Whether a centralized persistent or an ephemeral store should be used will largely depend on the deployment scenario and whether the DPF selector runs standalone or embedded in the connector.
Seeding: As a starting point we will provide a mechanism to load a preconfigured list of DPF instances using the EDC configuration mechanism. Named properties similar will be used, similar to what we currently have for web contexts, for example:
edc.dpf.selector.pod1.url=http://some.url
edc.dpf.selector.pod1.someOtherProperty=...
//...=
edc.dpf.selector.pod2.url=http://some.other.url
edc.dpf.selector.pod2.someOtherProperty=...

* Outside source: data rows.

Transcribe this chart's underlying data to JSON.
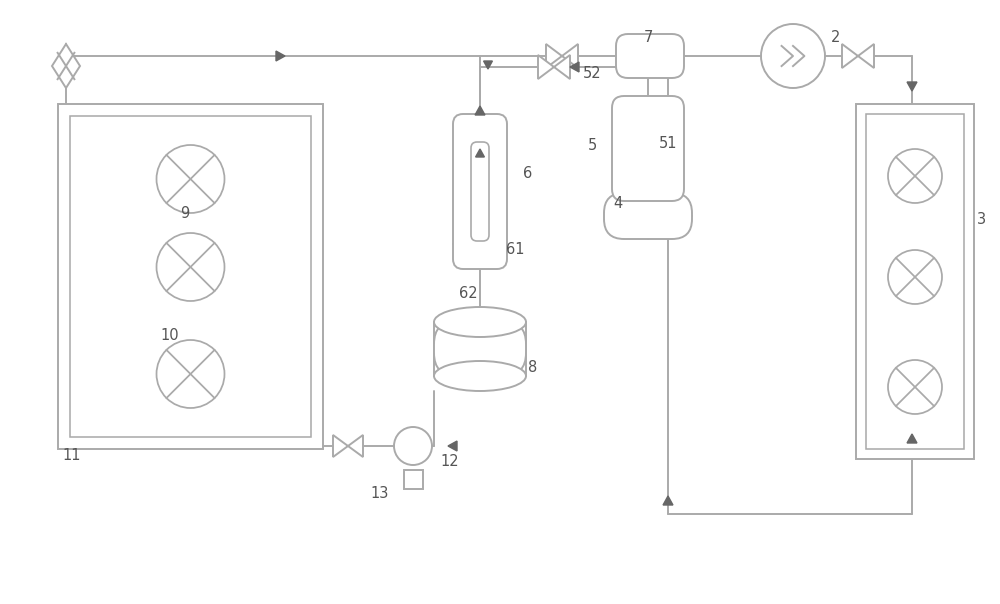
{
  "bg_color": "#ffffff",
  "line_color": "#aaaaaa",
  "lw": 1.4,
  "figsize": [
    10.0,
    6.04
  ],
  "dpi": 100
}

In addition, using the aforementioned API, any sort of data seeding scenario is possible, e.g. terraform, a dedicated loader, scripting, etc.
A SelectionStrategy
(as in: strategy pattern) influences the
best-fit criteria for a DataPlaneInstance
. By default, we will implement the following ones:
RandomSelectionStrategy
: will select one DPF instance at random. Assuming normal distribution of the RNG, all DPFs will be selected at approximately equal frequency.RoundRobinSelectionStrategy
: selects the "next" DPF instance in an ordered list. Requires state!- [optional]
OldestNextSelectionStrategy
: selects the DPF instance that was idle the longest
Please note that when multiple DPF selector instances are used, some of the selection strategies only work as intended if DPF selectors share their storage, otherwise the counters would be inconsitent!
All SelectionStrategy
objects must be registered with the DPF selector before it can be passed in through a REST API
or used in the SPI. This requires the use of a SelectionStrategyRegistry
into which customer extensions can register
their specific strategies.
With this modular approach, the DPF selector can run as a standalone application, for example in a Kubernetes Deployment
or as plain sidecar container. However, this type of deployment scenario practically requires adding the -api
module
to the build, otherwise no interaction with the selector is possible.

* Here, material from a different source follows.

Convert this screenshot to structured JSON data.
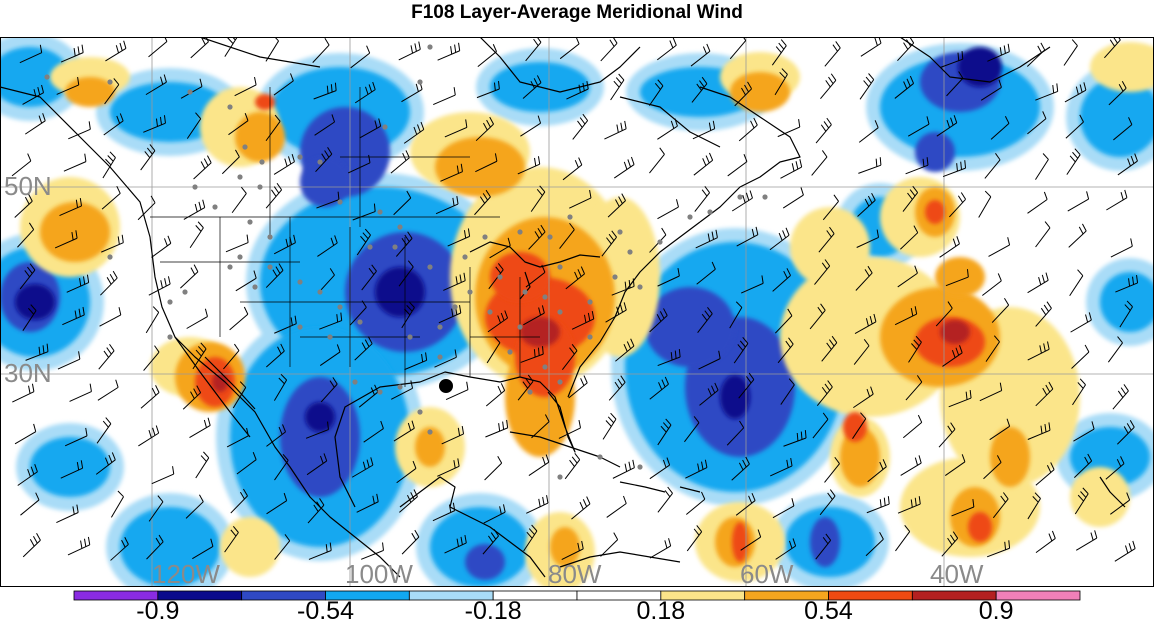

Another way of running a DPF selector would be as extension, i.e. embedded in an EDC connector runtime. In this scenario
the -api
module can be ignored, as all communication happens through the Java SPI. Again, situations with multiple
connector instances practically require using a persistent centralized storage (such as CosmosDB).

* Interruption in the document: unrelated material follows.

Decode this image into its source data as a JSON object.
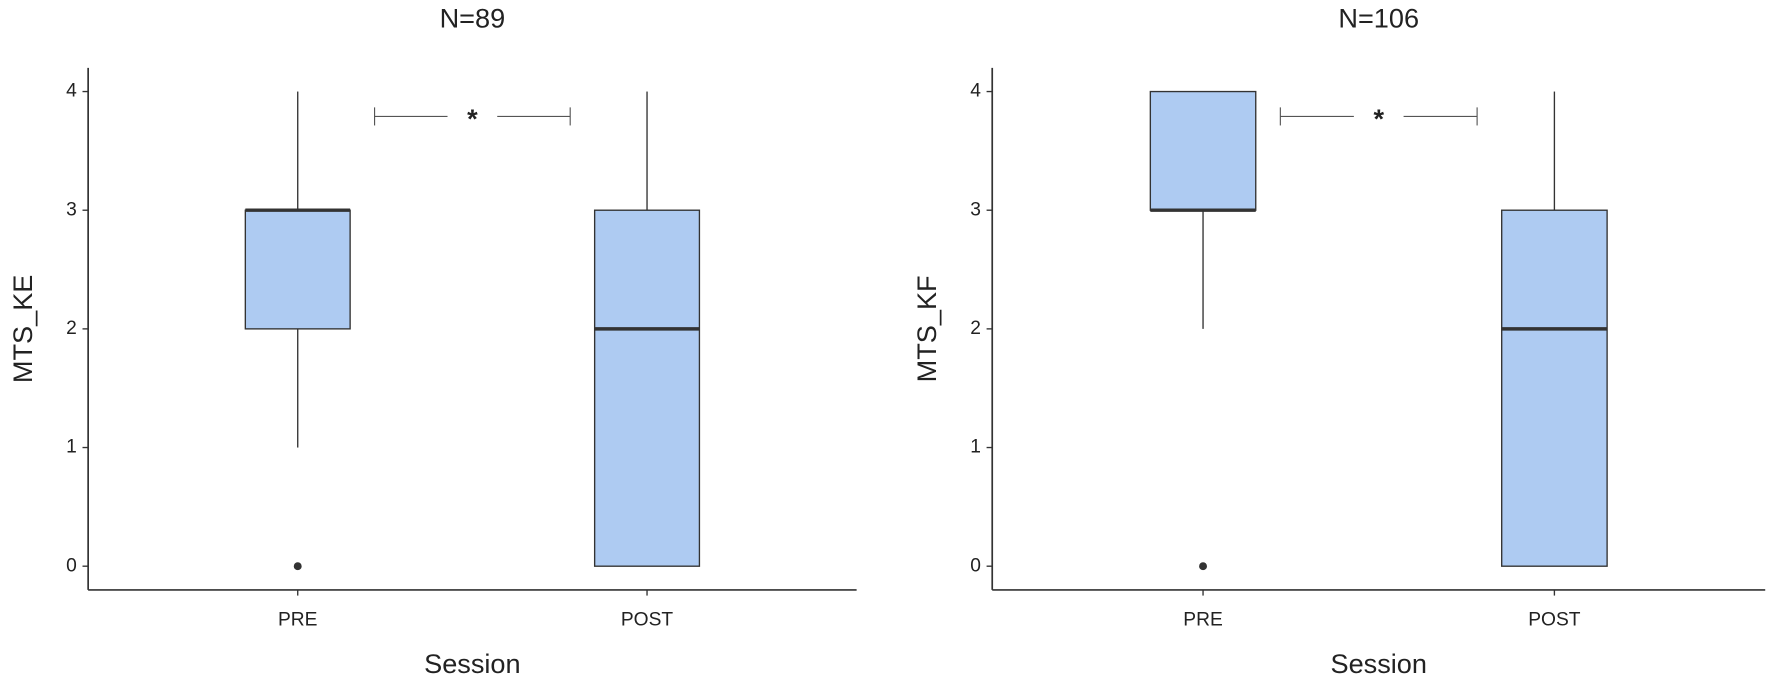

Client lib: it should be transparent for the connector whether an embedded or a remote DPF selector is used, therefore we propose creating a small "DPF selector lib" in the EDC codebase, consisting of a single interface:
public interface DataPlaneSelectorClient {
DataPlaneInstance select(DataRequest dataRequest);
}
// when the DPF selector is embedded --> default
class LocalDataPlaneSelectorClient implements DataPlaneSelectorClient {
private final DataPlaneSelector selector;
private SelectionStrategy strategy; //could be null
// CTor(s)
public DataPlaneInstance select(DataRequest dataRequest) {
return strategy != null ? selector.select(dataRequest, strategy) : selector.select(dataRequest);
}
}
// when the DPF selector is remote
class RemoteDataPlaneSelectorClient implements DataPlaneSelectorClient {
private final EdcHttpClient client;
private String strategyName; //could be null
// CTor(s)
public DataPlaneInstance select(DataRequest dataRequest) {
//invoke REST API of the remote selector
}
}
Once we have performance metrics and instrumentation built-in into the DPF, we can create a small extension that reports those dynamic metrics back to the DPF selector, who then stores them and uses them as additional input parameter to the selection algorithm.
Another possible improvement would be a DPF selector that can interact with the Kubernetes backend and dynamically update its internal storage based on Kubernetes auto-scaling: when Kubernetes scales out the DPF pods, the selector tracks that and automatically updates its internal storage.